Rabu, 02 Juli 2014

Tizen IVI 3.0 diumumkan di Tokyo: 64bit kernel, HTML5 cross-platform, enterprise-ready, UHD 4K dan Wayland


Automotive Grade Linux (AGL), sebuah proyek kolaborasi open source untuk mengembangkan software stack common berbasis Linux untuk connected car, telah mengumumkan platform referensi Tizen IVI 3.0 saat berlangsungnya acara Automotive Linux Summit 2014 yang diselenggarakan di Tokyo, Jepang, antara tanggal 1-2 Juli 2014.

Sebagai salah satu pembicara kunci, Mark Skarpness, Director of System Engineering di Intel Open Source Technology Center menggambarkan status dan pengembangan dari proyek Tizen IVI. Menurut Mark Skarpness, "upstream first" sangat penting dalam proyek-proyek open source, seperti Tizen IVI dan AGL.

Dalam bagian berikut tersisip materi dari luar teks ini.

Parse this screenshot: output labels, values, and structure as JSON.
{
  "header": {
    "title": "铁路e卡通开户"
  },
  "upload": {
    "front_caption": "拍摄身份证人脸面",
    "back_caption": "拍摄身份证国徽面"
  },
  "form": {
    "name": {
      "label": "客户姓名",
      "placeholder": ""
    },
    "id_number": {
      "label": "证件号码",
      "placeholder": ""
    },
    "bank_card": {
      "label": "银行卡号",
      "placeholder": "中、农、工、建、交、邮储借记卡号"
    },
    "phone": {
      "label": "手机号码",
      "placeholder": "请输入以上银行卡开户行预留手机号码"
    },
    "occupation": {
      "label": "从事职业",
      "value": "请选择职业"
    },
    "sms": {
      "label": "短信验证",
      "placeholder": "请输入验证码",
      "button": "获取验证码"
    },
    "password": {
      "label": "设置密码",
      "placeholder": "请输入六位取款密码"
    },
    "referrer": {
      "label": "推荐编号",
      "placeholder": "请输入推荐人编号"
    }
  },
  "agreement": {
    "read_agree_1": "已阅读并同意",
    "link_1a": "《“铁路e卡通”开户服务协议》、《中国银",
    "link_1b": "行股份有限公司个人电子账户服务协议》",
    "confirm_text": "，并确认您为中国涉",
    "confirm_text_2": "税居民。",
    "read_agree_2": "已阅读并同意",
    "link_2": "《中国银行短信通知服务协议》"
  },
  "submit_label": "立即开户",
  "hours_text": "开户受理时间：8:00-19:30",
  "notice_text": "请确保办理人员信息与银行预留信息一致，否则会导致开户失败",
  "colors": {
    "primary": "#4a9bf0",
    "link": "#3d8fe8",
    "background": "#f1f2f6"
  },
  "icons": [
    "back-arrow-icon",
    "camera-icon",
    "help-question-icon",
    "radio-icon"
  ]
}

Versi terbaru untuk bulan Juli 2014 adalah Tizen IVI 3.0 yang telah menjadi platform referensi AGL dan juga GENIVI Alliance. Tizen IVI 3.0 mempermudah penggunaan aplikasi berbasis HTML5 mudah. Engine Runtime menggunakan Crosswalk, rendering engine open source berbasis Blink yang dikembangkan oleh Intel. Penggunaan kernel 64-bit berarti tidak ada lagi batasan memori seperti 32-bit, dan juga mendukung konten generasi berikutnya konten, seperti konten UHD 4K. Display Manager menggunakan Wayland untuk penggunaan multi-display yang lebih fleksibel.


Sementara Tizen IVI 3.0 terus dipoles, ada perubahan dalam pengembangan proyek Tizen secara umum baru-baru ini. Di masa depan, platform Tizen Common 3.0 akan menjadi bagian umum dari pengembangan untuk profile Tizen Mobile dan Tizen IVI, serta profile lainnya yang muncul di masa depan.


Sementara Matt Jones, Senior Technical Specialist di Jaguar Land Rover dan Vice Presiden dari GENIVI Alliance, menjelaskan tingkat efektivitas di AGL. Mulai dari investasi sebesar $1 melalui AGL hingga bisa menghasilkan nilai puluhan dolar.



Matt Jones menjelaskan bahwa perusahaannya bersama Intel melalui AGL telah bekerja sama untuk mengembangkan Tizen IVI 3.0 sebagai platform referensi untuk sistem informasi di dalam kendaraan. Dalam pengembangan software ini, sejumlah perusahaan juga ikut berpartisipasi, seperti Denso, Toyota Motor Corp dan Nissan Motor Co, Ltd.